Io, la tivù al bar e il sogno della Luna

L’astronauta Paolo Nespoli e il ricordo della calda estate del 1969

Paolo Nespoli

Paolo Nespoli

Monza, 16 luglio 2019 - «Ricordo ancora l’emozione, seguivamo tutti la corsa fra Americani e Russi a chi sarebbe stato il primo a sbarcare sulla Luna». Il 20 luglio del 1969 Paolo Nespoli da Verano Brianza, AstroPaolo, aveva appena 12 anni. Ancora non sapeva che un giorno sarebbe diventato un astronauta come i suoi eroi Neil Armstrong, Buzz Aldrin e Michael Collins. E certo non immaginava che sarebbe volato tre volte nello Spazio, l’ultima due anni fa, all’età di 60 anni. E che avrebbe stabilito il record di più di 313 giorni in orbita. Oggi Nespoli si divide fra la sua casa americana a Houston, con moglie e due figli, e Pisa, dove insegna all’Università Normale. Ma se gli parli del 50esimo anniversario dell’allunaggio, apre subito il libro dei ricordi.

«In quei giorni ero al mare, mi avevano mandato in colonia a Cattolica. E nei giorni dell’allunaggio vennero a trovarmi i miei genitori e andammo in giro per ore a cercare un posto con una televisione da cui assistere a quello storico momento. Alla fine ne trovammo una in una specie di osteria sulla spiaggia… faceva un gran caldo, si soffocava ma eravamo accalcati tutti davanti a quella Tv in bianco e nero a guardare. Abbiamo visto questi uomini come noi che per la prima volta toccavano il suolo della Luna: la mia passione per lo Spazio forse nacque proprio lì. Da quel giorno, quando mi chiedevano cosa vuoi fare da grande rispondevo: “l’astronauta”. Non era niente più che un sogno da bambino, ovviamente...».

Poi però lo ha realizzato: quanto sono importanti i sogni?

«Domanda semplice e insieme complessa. Quando incontro gli studenti, chiudo sempre con una frase: “Ragazzi, dovete essere voi a prendere in mano il vostro futuro. E i vostri sogni devono essere impossibili, quelli possibili li sanno fare tutti. I sogni devono essere fondati sulle passioni, su cosa ti piace fare veramente: dovete svegliarvi, senza aspettare che qualcun altro pensi a realizzarli per voi”».

Come fare?

«Bisogna darsi da fare, metterci forza, coraggio, carattere, conoscenza. È importante avere un sogno e darsi da fare per realizzarlo: in fondo, in questa vita siamo solo di passaggio...».

E lei amava lo Spazio.

«Sin da piccolo mi piaceva la fantascienza, a fianco al Giornalino di Gian Burrasca leggevo Asimov e Clarke!».

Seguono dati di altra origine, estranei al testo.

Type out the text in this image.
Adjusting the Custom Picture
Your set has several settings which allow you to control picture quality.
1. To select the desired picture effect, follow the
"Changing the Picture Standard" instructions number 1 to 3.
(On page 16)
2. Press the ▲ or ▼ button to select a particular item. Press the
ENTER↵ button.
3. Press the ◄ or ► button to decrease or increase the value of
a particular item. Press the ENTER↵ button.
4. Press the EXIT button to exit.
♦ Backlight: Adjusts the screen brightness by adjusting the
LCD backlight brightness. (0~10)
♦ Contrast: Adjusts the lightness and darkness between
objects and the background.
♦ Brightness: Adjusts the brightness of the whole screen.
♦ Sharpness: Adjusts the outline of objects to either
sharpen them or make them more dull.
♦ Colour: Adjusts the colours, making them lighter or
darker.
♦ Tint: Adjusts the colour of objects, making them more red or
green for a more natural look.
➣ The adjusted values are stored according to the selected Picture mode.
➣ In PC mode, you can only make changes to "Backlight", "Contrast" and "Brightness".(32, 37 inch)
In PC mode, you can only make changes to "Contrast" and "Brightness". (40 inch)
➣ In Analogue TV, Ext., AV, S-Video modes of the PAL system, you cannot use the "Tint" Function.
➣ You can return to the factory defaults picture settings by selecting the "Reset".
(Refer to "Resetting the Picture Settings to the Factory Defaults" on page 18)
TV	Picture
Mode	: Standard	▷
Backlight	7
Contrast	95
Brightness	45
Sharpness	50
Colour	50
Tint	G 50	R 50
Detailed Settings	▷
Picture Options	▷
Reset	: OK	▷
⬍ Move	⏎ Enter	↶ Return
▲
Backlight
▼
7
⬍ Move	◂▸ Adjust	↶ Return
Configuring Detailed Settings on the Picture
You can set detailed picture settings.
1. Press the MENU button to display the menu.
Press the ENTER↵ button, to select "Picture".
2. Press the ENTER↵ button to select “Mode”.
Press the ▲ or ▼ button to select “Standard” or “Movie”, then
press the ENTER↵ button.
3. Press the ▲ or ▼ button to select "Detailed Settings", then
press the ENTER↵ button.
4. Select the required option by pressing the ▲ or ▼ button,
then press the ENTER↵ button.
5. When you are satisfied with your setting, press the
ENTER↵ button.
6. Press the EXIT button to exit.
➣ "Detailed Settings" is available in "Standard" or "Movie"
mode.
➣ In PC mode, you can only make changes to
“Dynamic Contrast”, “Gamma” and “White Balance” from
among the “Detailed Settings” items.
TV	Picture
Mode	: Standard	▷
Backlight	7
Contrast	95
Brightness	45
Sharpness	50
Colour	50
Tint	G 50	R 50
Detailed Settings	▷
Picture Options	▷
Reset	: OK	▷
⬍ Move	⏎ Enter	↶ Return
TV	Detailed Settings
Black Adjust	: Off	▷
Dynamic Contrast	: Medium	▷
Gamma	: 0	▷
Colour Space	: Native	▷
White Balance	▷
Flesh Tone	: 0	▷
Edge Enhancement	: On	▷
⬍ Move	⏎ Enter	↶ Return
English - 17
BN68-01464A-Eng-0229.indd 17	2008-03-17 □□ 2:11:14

Da astronauta ad astronauta, cosa pensa dei tre che fecero l’allunaggio?

«Li ho conosciuti tutti. Armstrong l’ho visto per la prima volta nel 1999, quando venne al centro di addestramento di Houston per incontrare quelli che come me sarebbero diventati astronauti. Collins 15 giorni fa era con me a una conferenza, Aldrin la settimana scorsa… Conoscerli è stato interessante ed emozionante. A parte Aldrin, che è una persona un po’ particolare, non pensano di aver fatto nulla di straordinario nella loro vita, ma di avere avuto la fortuna di essersi trovati nel posto giusto al momento giusto. È un po’ l’approccio che ho sempre avuto io: perché sai che alle tue spalle c’è sempre un team che fa un lavoro eccezionale, il merito non è solo tuo. Non è come per un atleta che va alle Olimpiadi a fare un record, ti trovi a raccogliere davvero il frutto di un lavoro di squadra».

Andare nello Spazio: ne valeva la pena?

«Come esseri umani siamo condannati a ricercare e a conoscere, ed è la nostra salvezza: non progrediremmo senza una ricerca continua e forsennata, ti cambia la vita. È un po’ come quando sento chiedere “perché lo hai fatto?” a chi scala l’Everest. Beh, la risposta è... perché quella montagna era lì. E lo stesso vale per lo Spazio: noi vogliamo andarci, abbiamo un bisogno di conoscenza incredibile. Certo, potremmo vivere senza esplorare lo Spazio. Essere stati lì, sulla Luna e nello Spazio, è stato un passo importante che ci ha permesso di conoscere di più il mondo e la nostra vita».

E adesso?

«C’è un universo intero da esplorare».